I was really uncomfortable because it is great that she found a religion that works for her. I just don't share her opinions of the workings of the universe. I told her that I had to leave and call my mom via skype which I won’t be able to do until Monday. I just wanted her to stop talking about Jesus’ love and how much she wanted me to experience that as well one day. Yikes!
Sunday, June 12, 2011
Long Time Coming
It’s official. I have arrived in Paris and I am waiting for the TGV to Montpellier. Although the trip started out with a huge dose of stress, it now seems very doable. On arrival at the airport I was told that my flight from home to Detroit was delayed which would make me completely miss my flight to France. Upon hearing this delightful information my stomach started knotting. I had to get to France so that I can get into my room in Montpellier.
Well the nice Delta employee found another option for me and it turned out to be a much nicer one than my first. I would fly to Atlanta and then take a flight to France. But, I would get to ride in Business Class. Wow. Life changer. Those seats lie back. I slept a lot more than I would have been able to in coach.

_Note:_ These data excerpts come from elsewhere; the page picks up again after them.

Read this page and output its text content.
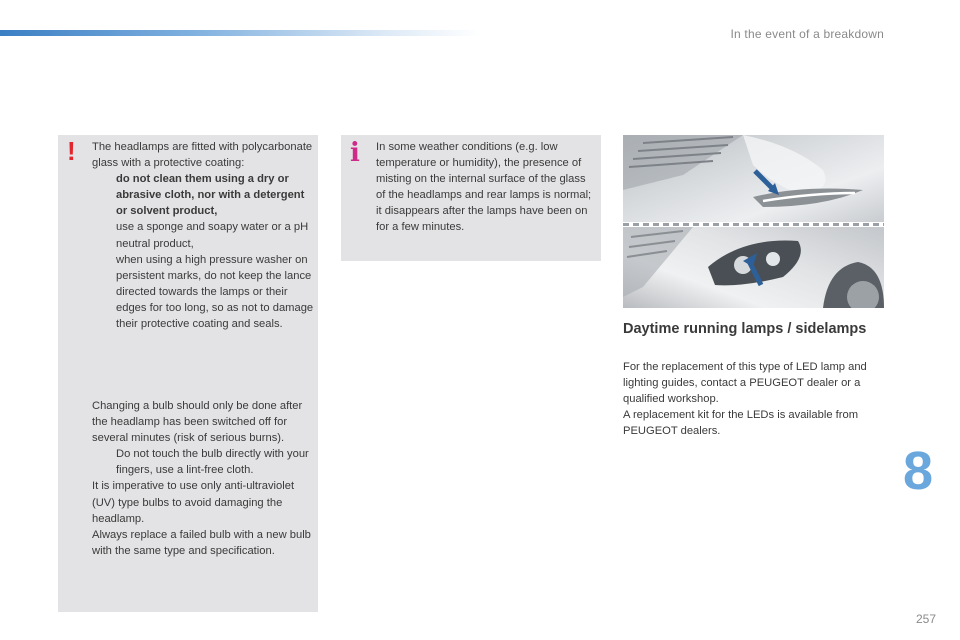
In the event of a breakdown
! The headlamps are fitted with polycarbonate glass with a protective coating:

do not clean them using a dry or abrasive cloth, nor with a detergent or solvent product,
use a sponge and soapy water or a pH neutral product,
when using a high pressure washer on persistent marks, do not keep the lance directed towards the lamps or their edges for too long, so as not to damage their protective coating and seals.

Changing a bulb should only be done after the headlamp has been switched off for several minutes (risk of serious burns).

Do not touch the bulb directly with your fingers, use a lint-free cloth.

It is imperative to use only anti-ultraviolet (UV) type bulbs to avoid damaging the headlamp.

Always replace a failed bulb with a new bulb with the same type and specification.

i In some weather conditions (e.g. low temperature or humidity), the presence of misting on the internal surface of the glass of the headlamps and rear lamps is normal; it disappears after the lamps have been on for a few minutes.
Daytime running lamps / sidelamps

For the replacement of this type of LED lamp and lighting guides, contact a PEUGEOT dealer or a qualified workshop.

A replacement kit for the LEDs is available from PEUGEOT dealers.

8
257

I also really enjoyed comparing the complementary things that Air France and Korean Air gives you on the long international flights. On my Korean air flight they gave the passengers slippers and a toothbrush and toothpaste. Air France on the other hand gave us socks (they were hideous brown things), an anti-wrinkle cream, a shoehorn, a small comb, toothbrush and toothpaste, and earplugs. I wonder if the difference lies in the change from economy to business class…. That curtain separating the two sections of the plane brings amazing benefits to those in business class.
I have finally reached Montpellier. My train was an hour and thirty minutes late so they are going to repay me the time spent waiting. Awesome? Why yes it is. My first night I stayed in a hotel, which was nice but didn’t have any bells and whistles. This morning I came to the Protestant School of Theology and am now officially installed in my French digs. I really like my room. It is small and cell like but the bed is pretty comfortable and there is a private bathroom attached to it. It looks very European and not much like my dorm rooms in the U.S. except for the Spartan furnishings.

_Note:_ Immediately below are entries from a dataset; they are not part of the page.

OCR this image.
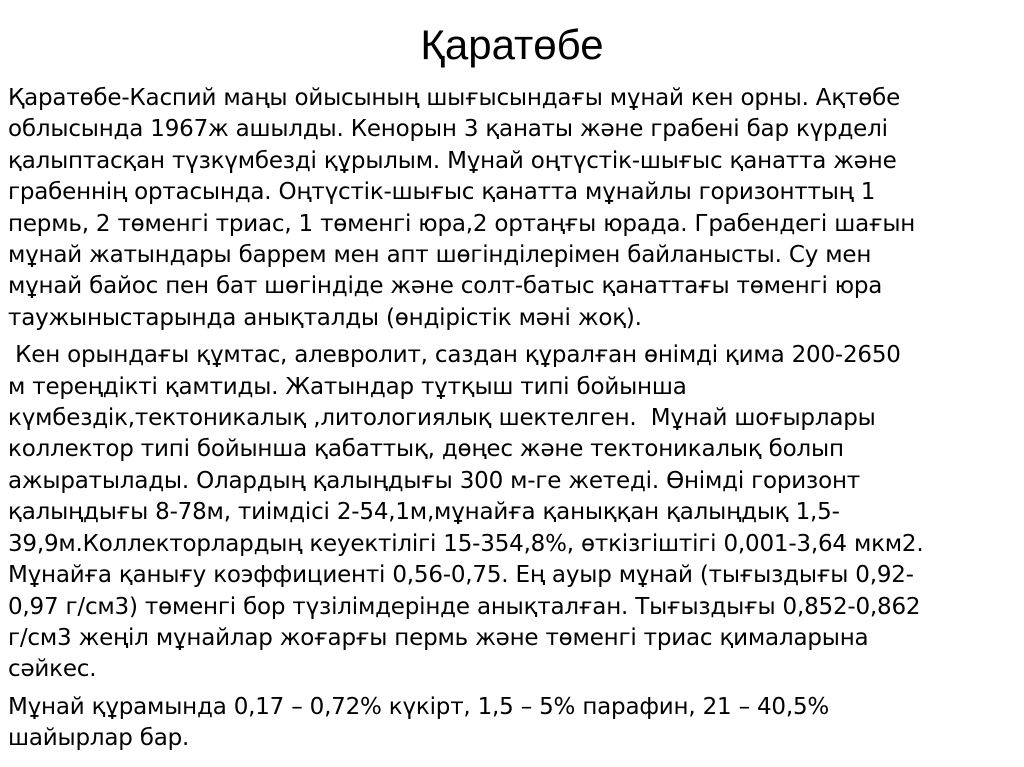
Қаратөбе

Қаратөбе-Каспий маңы ойысының шығысындағы мұнай кен орны. Ақтөбе
облысында 1967ж ашылды. Кенорын 3 қанаты және грабені бар күрделі
қалыптасқан түзкүмбезді құрылым. Мұнай оңтүстік-шығыс қанатта және
грабеннің ортасында. Оңтүстік-шығыс қанатта мұнайлы горизонттың 1
пермь, 2 төменгі триас, 1 төменгі юра,2 ортаңғы юрада. Грабендегі шағын
мұнай жатындары баррем мен апт шөгінділерімен байланысты. Су мен
мұнай байос пен бат шөгіндіде және солт-батыс қанаттағы төменгі юра
таужыныстарында анықталды (өндірістік мәні жоқ).

Кен орындағы құмтас, алевролит, саздан құралған өнімді қима 200-2650
м тереңдікті қамтиды. Жатындар тұтқыш типі бойынша
күмбездік,тектоникалық ,литологиялық шектелген.  Мұнай шоғырлары
коллектор типі бойынша қабаттық, дөңес және тектоникалық болып
ажыратылады. Олардың қалыңдығы 300 м-ге жетеді. Өнімді горизонт
қалыңдығы 8-78м, тиімдісі 2-54,1м,мұнайға қаныққан қалыңдық 1,5-
39,9м.Коллекторлардың кеуектілігі 15-354,8%, өткізгіштігі 0,001-3,64 мкм2.
Мұнайға қанығу коэффициенті 0,56-0,75. Ең ауыр мұнай (тығыздығы 0,92-
0,97 г/см3) төменгі бор түзілімдерінде анықталған. Тығыздығы 0,852-0,862
г/см3 жеңіл мұнайлар жоғарғы пермь және төменгі триас қималарына
сәйкес.

Мұнай құрамында 0,17 – 0,72% күкірт, 1,5 – 5% парафин, 21 – 40,5%
шайырлар бар.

It is interesting how the school sets up the kitchen. It is somewhat industrial and there are lockers for everyone to store their food and anything else they need to produce a meal. There are three refrigerators and in each one the number of the bedroom is on a little plastic tub for people to store their perishables in. The grounds of the school of Theology are very nice. There is a small garden where we can eat if we so choose and there is a library where we can work if we want. Also there are a couple of recreation rooms which although slightly pathetic and shabby looking I would not hesitate to use in a pinch.
As far as the city itself is concerned I do not think I like it as much as some American cities as far as looks are concerned. But, it does have a charming personality. The city center, according to the guidebook affectionately known as the egg because of it’s shape, is really beautiful. I will explore more and make another report and hopefully have some pictures to share.